Again, this isn’t a topic I pretend to be an expert on. Maybe Dave has done more homework and actually has references better supporting his claims. A strong reference that nutritional yeast consumption leads to negative changes in biomarkers or negative changes in the microbiome would be awesome. Even a reference showing store-bought nutritional yeast has lots of mycotoxins would be a start. I have not seen those references. If they exist and I have missed them, I apologize to you and Dave. I never mind being wrong. Still, I’ve yet to come across them.
All that said, I do AGREE with Dave that, if you can, it’s probably better to get your cheesy flavor from healthy real dairy. The less processed the better (also, best to avoid A1/cow’s milk if you struggle with constipation or inflammation). Furthermore, I share his “intuition” that nutritional yeast probably isn’t the superfood is chalked up to be. But, as a scientist, I never like to go purely off “intuition.” When people do that, nutrition because very, well, religious.

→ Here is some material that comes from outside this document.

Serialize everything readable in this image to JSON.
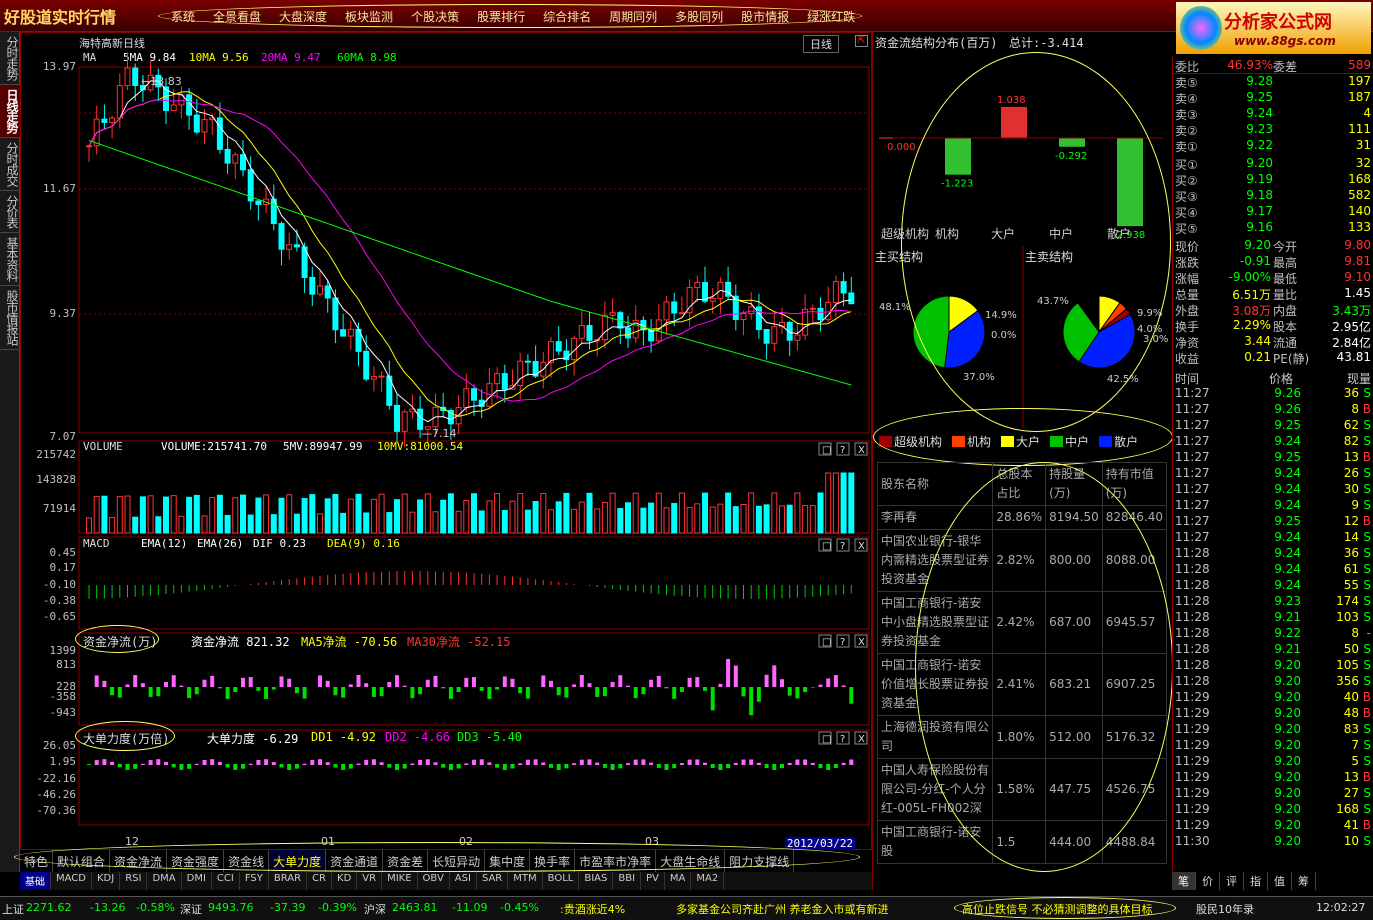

I CANNOT thank you enough for this info! I’m Keto 3 1/2 years now and have “gone waaay off the reservation” for Christmas and vacation the first year, and didn’t struggle a lot to lose it again. Less extremely the second year, but had to work longer to lose what I’d gained. This last year I’ve only gone “off script” for special occasions and gain weight right away and can not lose it..
Do you wear a cape, ‘cause I think you might be my HERO!
Love from Holland!

Does a lab coat count as a cape? What about the long hair in sporting curtesy of the lockdown?
Cheers mate!

I love you Mr Nicholas Norwitz❤️.
I'm a typical yo-yo dieter. Especially when I'm under stress. Quarantine hasn't been kind to me. Plus other life circumstances..
I really needed this article and it's like you read my mind. I can do chamomile tea in the evening served with the activated rosemary and paprika salt almond and pistachios. I love pickled red onions w/ parsley & cilantro, I could make a celery smoothie with parsley, cilantro and lemon juice for breakfast. And of course there are delectable recipes that contain the two flavonoids;  "apigenin” and “naringenin,” in this app also, as you kindly pointed out.
Thank you, thank you.xx
Thank you to Martina for always updating us with the latest research and supporting us in our health journey.x

So nice to hear Amina! Thank you for helping to make my day. I will just reinforce, however, supplementing with these flavonoids isn’t a replacement for sustaining a healthy well formulated keto diet. If you’re having trouble sticking to your keto diet (or whatever carb appropriate diet you choose for yourself), have you considered seeking some help, i.e. someone to help you figure out the source of your yo-yo habit? In my experience  working with people, once the origin of the problem is resolved, the yo-yo stops bouncing as if gravity were just turned off!
Consider your triggers and how you can reconstruct your habits and environment to help sustain a healthy eating lifestyle that keeps you happy. Just my two cents.
Best of luck and that you for your compliments.